Almost a third of employers have reported an increase in the number of staff taking time out for mental health reasons, a new study has revealed.
The research, published by the British Chambers of Commerce (BCC) and insurer Aviva, suggests that more workers than ever are open to discussing the idea of mental health and recognising the need to take time out and perhaps seek treatment.
The findings also suggest that employers are doing more to support workers who have mental health issues. According to the report, 36 per cent of employers have taken steps to review individual workloads to reduce stress, while 35 per cent have considered flexible working times.

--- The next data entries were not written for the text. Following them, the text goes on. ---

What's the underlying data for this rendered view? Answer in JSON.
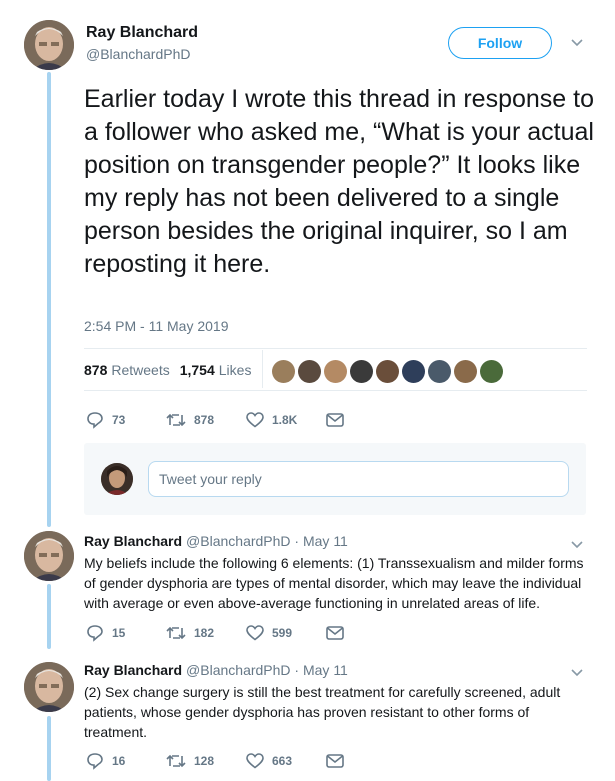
{
  "tweet": {
    "author_name": "Ray Blanchard",
    "author_handle": "@BlanchardPhD",
    "follow_label": "Follow",
    "text": "Earlier today I wrote this thread in response to a follower who asked me, “What is your actual position on transgender people?” It looks like my reply has not been delivered to a single person besides the original inquirer, so I am reposting it here.",
    "timestamp": "2:54 PM - 11 May 2019",
    "retweets_count": "878",
    "retweets_label": "Retweets",
    "likes_count": "1,754",
    "likes_label": "Likes",
    "liker_colors": [
      "#9a7e5c",
      "#5a4a3e",
      "#b48a64",
      "#3a3a3a",
      "#6a4e3a",
      "#2e3e5a",
      "#4a5a6a",
      "#8a6a4a",
      "#4a6a3a"
    ],
    "actions": {
      "replies": "73",
      "retweets": "878",
      "likes": "1.8K"
    }
  },
  "reply_box": {
    "placeholder": "Tweet your reply"
  },
  "replies": [
    {
      "author_name": "Ray Blanchard",
      "meta": "@BlanchardPhD · May 11",
      "text": "My beliefs include the following 6 elements: (1) Transsexualism and milder forms of gender dysphoria are types of mental disorder, which may leave the individual with average or even above-average functioning in unrelated areas of life.",
      "actions": {
        "replies": "15",
        "retweets": "182",
        "likes": "599"
      }
    },
    {
      "author_name": "Ray Blanchard",
      "meta": "@BlanchardPhD · May 11",
      "text": "(2) Sex change surgery is still the best treatment for carefully screened, adult patients, whose gender dysphoria has proven resistant to other forms of treatment.",
      "actions": {
        "replies": "16",
        "retweets": "128",
        "likes": "663"
      }
    }
  ]
}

Other steps include organising counselling for staff (20 per cent) and training for managers to better support staff (18 per cent).
Adam Marshall, BCC Director General, said: “As the world of work changes, it is absolutely crucial for business leaders to pay ever closer attention to the health and wellbeing of their employees – especially at a time when firms are facing severe challenges finding and retaining the skilled staff they need.”
But there is more work to be done, he added. The study highlights that almost half (49 per cent) of employers said occupational health support from external bodies was not available, while 10 per cent were not aware of any support at all.
“While legions of firms are now more aware of mental health concerns and acting accordingly, far too many businesses are still turning a blind eye to this issue, which saps productivity, morale and individual wellbeing. Our message today is that it is no longer acceptable for firms to ignore mental health in the workplace, and all companies need to step up their game,” said Mr. Marshall.
Dr. Doug Wright, medical director at Aviva, added: “It is encouraging to see that more businesses are not only more aware of the topic of mental health in the workplace but also actively offering initiatives like flexible working options to help encourage a healthy work-life balance.”